I think we’re in a moment of pretty significant change. Maybe that goes without saying. In the structure that I gave for transition—an ending, a neutral zone, and a beginning—I’d say we’re pretty squarely in that neutral zone. Sometimes the bigger the external change, the more time we need in that neutral zone. There is an opportunity to stay in that neutral zone, individually and together, and ask a lot of questions that maybe we haven’t been asking before—about what we want to see in the future and what kind of personal responsibility we want to take toward creating equity in the world.
And not just personal responsibility, but whatever groups and communities we’re a part of. If we’re asking those questions together without having the answers, that’s what the neutral zone is about. We don’t always have the answers, but it’s a chance to ask questions and think and learn, and to listen to people we haven’t listened to before or people whose life experience has been much different from ours. There is an opportunity to listen quite deeply in the neutral zone, and it’s a listening to yourself, but it’s also listening to people we haven’t been listening to, as a society, for some time. [Then], use what we’re hearing to move forward in a different way.
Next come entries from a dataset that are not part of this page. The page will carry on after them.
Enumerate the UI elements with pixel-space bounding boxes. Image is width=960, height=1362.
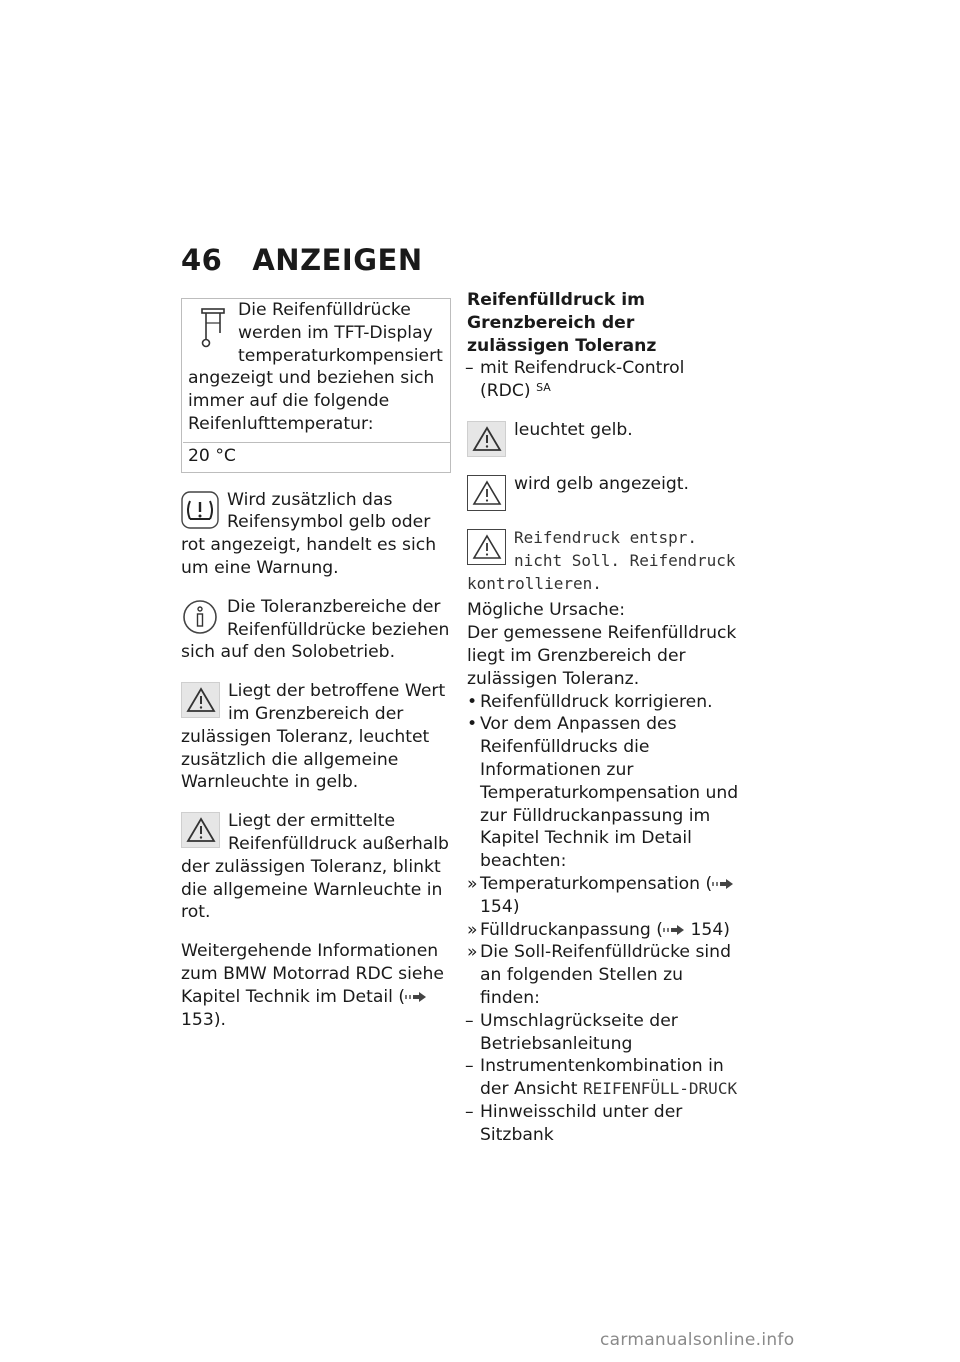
info-text: Die Toleranzbereiche der Reifenfülldrücke beziehen sich auf den Solobetrieb. (181, 596, 450, 663)
pressure-gauge-icon (190, 303, 234, 351)
tpms-icon-wrap (181, 491, 219, 529)
location-item: – Hinweisschild unter der Sitzbank (467, 1101, 739, 1147)
condition-item (467, 357, 739, 403)
lamp-row (467, 419, 739, 459)
right-column (467, 289, 739, 1147)
condition-text: mit Reifendruck-Control (RDC) (480, 358, 685, 402)
page-reference-arrow-icon (663, 925, 685, 935)
page-title: ANZEIGEN (252, 243, 423, 277)
lamp-text: leuchtet gelb. (514, 419, 633, 440)
more-info-page-ref[interactable]: 153 (181, 1009, 214, 1030)
page-reference-arrow-icon (712, 879, 734, 889)
reference-suffix: ) (723, 919, 731, 940)
display-row (467, 473, 739, 513)
warning-text-1: Liegt der betroffene Wert im Grenzbereich der zulässigen Toleranz, leuchtet zusätzlich die allgemeine Warnleuchte in gelb. (181, 681, 446, 793)
location-text: Instrumentenkombination in der Ansicht (480, 1056, 724, 1100)
tip-box (181, 298, 451, 473)
special-equipment-mark: SA (536, 381, 551, 395)
warning-triangle-icon (471, 425, 503, 453)
message-row (467, 527, 739, 595)
more-info-paragraph (181, 940, 451, 1031)
tpms-text: Wird zusätzlich das Reifensymbol gelb oder rot angezeigt, handelt es sich um eine Warnung. (181, 489, 437, 578)
info-paragraph (181, 596, 451, 664)
cause-label: Mögliche Ursache: (467, 600, 626, 621)
display-message: Reifendruck entspr. nicht Soll. Reifendruck kontrollieren. (467, 527, 736, 593)
reference-text: Fülldruckanpassung ( (480, 919, 664, 940)
warning-triangle-icon (185, 816, 217, 844)
warning-paragraph-1 (181, 680, 451, 794)
tpms-paragraph (181, 489, 451, 580)
left-column (181, 298, 451, 1031)
more-info-suffix: ). (213, 1009, 226, 1030)
location-item (467, 1055, 739, 1101)
info-icon (181, 598, 219, 636)
warning-triangle-icon (185, 686, 217, 714)
warning-triangle-outline-icon (471, 479, 503, 507)
reference-item-1 (467, 873, 739, 919)
lamp-icon-wrap (467, 421, 506, 457)
warning-paragraph-2 (181, 810, 451, 924)
more-info-text: Weitergehende Informationen zum BMW Motorrad RDC siehe Kapitel Technik im Detail ( (181, 941, 444, 1007)
section-heading: Reifenfülldruck im Grenzbereich der zulässigen Toleranz (467, 290, 657, 356)
reference-text: Temperaturkompensation ( (480, 873, 713, 894)
warning-icon-wrap-2 (181, 812, 220, 848)
reference-page-link[interactable]: 154 (690, 919, 724, 940)
page-reference-arrow-icon (405, 992, 427, 1002)
warning-text-2: Liegt der ermittelte Reifenfülldruck außerhalb der zulässigen Toleranz, blinkt die allgemeine Warnleuchte in rot. (181, 811, 449, 923)
tire-pressure-warning-icon (181, 491, 219, 529)
reference-page-link[interactable]: 154 (480, 896, 513, 917)
view-name: REIFENFÜLL-DRUCK (582, 1079, 738, 1099)
reference-item-2 (467, 919, 739, 942)
list-item: • Vor dem Anpassen des Reifenfülldrucks die Informationen zur Temperaturkompensation und zur Fülldruckanpassung im Kapitel Technik im Detail beachten: (467, 713, 739, 873)
tip-value: 20 °C (183, 442, 450, 472)
page-number: 46 (181, 243, 223, 277)
display-text: wird gelb angezeigt. (514, 473, 689, 494)
warning-triangle-outline-icon (471, 533, 503, 561)
location-item: – Umschlagrückseite der Betriebsanleitung (467, 1010, 739, 1056)
message-icon-wrap (467, 529, 506, 565)
reference-suffix: ) (512, 896, 520, 917)
tip-text-wrap (183, 299, 450, 442)
tip-text: Die Reifenfülldrücke werden im TFT-Display temperaturkompensiert angezeigt und beziehen sich immer auf die folgende Reifenlufttemperatur: (188, 300, 443, 434)
info-icon-wrap (181, 598, 219, 636)
display-icon-wrap (467, 475, 506, 511)
page-header (181, 243, 423, 277)
cause-text: Der gemessene Reifenfülldruck liegt im Grenzbereich der zulässigen Toleranz. (467, 623, 737, 689)
warning-icon-wrap-1 (181, 682, 220, 718)
list-item: • Reifenfülldruck korrigieren. (467, 691, 739, 714)
reference-item-3: » Die Soll-Reifenfülldrücke sind an folgenden Stellen zu finden: (467, 941, 739, 1009)
watermark: carmanualsonline.info (600, 1330, 795, 1350)
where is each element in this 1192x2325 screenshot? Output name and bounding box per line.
I do really hope that we as individuals take some time to listen, to read, and to be clear about how we’re going to be different moving forward so that history doesn’t continue to cycle and repeat itself.
In the past few years, you have gone through significant change and transition when you chose to move from Seattle to Porto, Portugal. How have you navigated the neutral zone of that transition, and what have you learned from the experience of living in a different country and culture?
One of the reasons I’m able to speak about transition in the way I do and to speak about the neutral zone is because moving to another country is a great way to find yourself smack dab in the middle of a neutral zone. My old way of life has ended. I’m in a new country. I’m in a new culture. I don’t speak this language well. I’m in a whole new way of living and being, and this was something I chose and wanted.
And while I thought I was jumping into this new delightful beginning, which in some ways it has been, I’ve also found myself in this disorientation, [thinking], “Was this a good idea? Maybe I should go back and undo all these decisions I’ve made”—which is something that often happens in the neutral zone. Instead, I’ve had to be in the discomfort of figuring out a new life and asking myself, “What do I really want? How are all these decisions I’ve made and this new place in alignment with my values, and how do I want to move forward?” I have wanted at many times to speed up the neutral zone, and sometimes you just can’t; sometimes it catches you and [you] can’t believe this is it.
How are you personally dealing with this collective moment of transition?
I’m glad you asked that, especially given everything I’ve said so far. It’s important to acknowledge that I’m another human being alive right now and experiencing all of this for myself as well. I’m doing a lot of the things I just said—reevaluating what’s important to me, looking at what is going to make a meaningful life or career for me, and how I can do that in a way that creates equity in the world and creates opportunity for other people. I’m practicing coming back to myself every day as well, and finding my place of groundedness, where I can be resilient.